The updated 100-page training manual, created by Dunne and helped developed by Dockrill, was endorsed by the Mongolian Ministry of Health and is now adopted nationwide as the standard curriculum for maternal and infant care, covers topics such as immunization, breastfeeding, pain relief, diet, exercise, and when to call a doctor. The ministry has also made childbirth education mandatory for expectant mothers, who need to attend at least three classes to qualify for a new government payment program. In 2019, the training manual was even translated and adopted for use by the government of Nepal.
The success of the project contributed to the Mongolian government exceeding its 2011 goal of reducing the infant mortality rate to 15 out of every 1,000 live births. The latest data from 2019 puts the rate is 13.4, and it’s expected to keep declining.
Dunne, a member of the Rotary Club of Macedon Ranges, Australia, adds: "You can spend your life in health doing amazing, acute and critical work, maybe even being a busy fool, but nothing has the power to change a whole health care system like education, prevention is easier than cure."

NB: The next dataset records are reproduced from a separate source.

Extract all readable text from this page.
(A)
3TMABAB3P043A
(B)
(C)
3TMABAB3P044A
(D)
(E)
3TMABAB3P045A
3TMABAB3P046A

On World Health Day, 7 April, Rotary honored Dockrill as one of six People of Action: Champions of Health, an award that recognizes those who try to improve health outcomes at home and across the globe. “I never dreamed of this,” says Dockrill, who also credits her colleagues on the vocational training team and the sponsor Rotary clubs for the project’s success. “The dedication and tireless work from members like Samantha and Gary made this success a reality. It’s overwhelming to know that you may have played a small part in saving the lives of hundreds of mothers and babies.”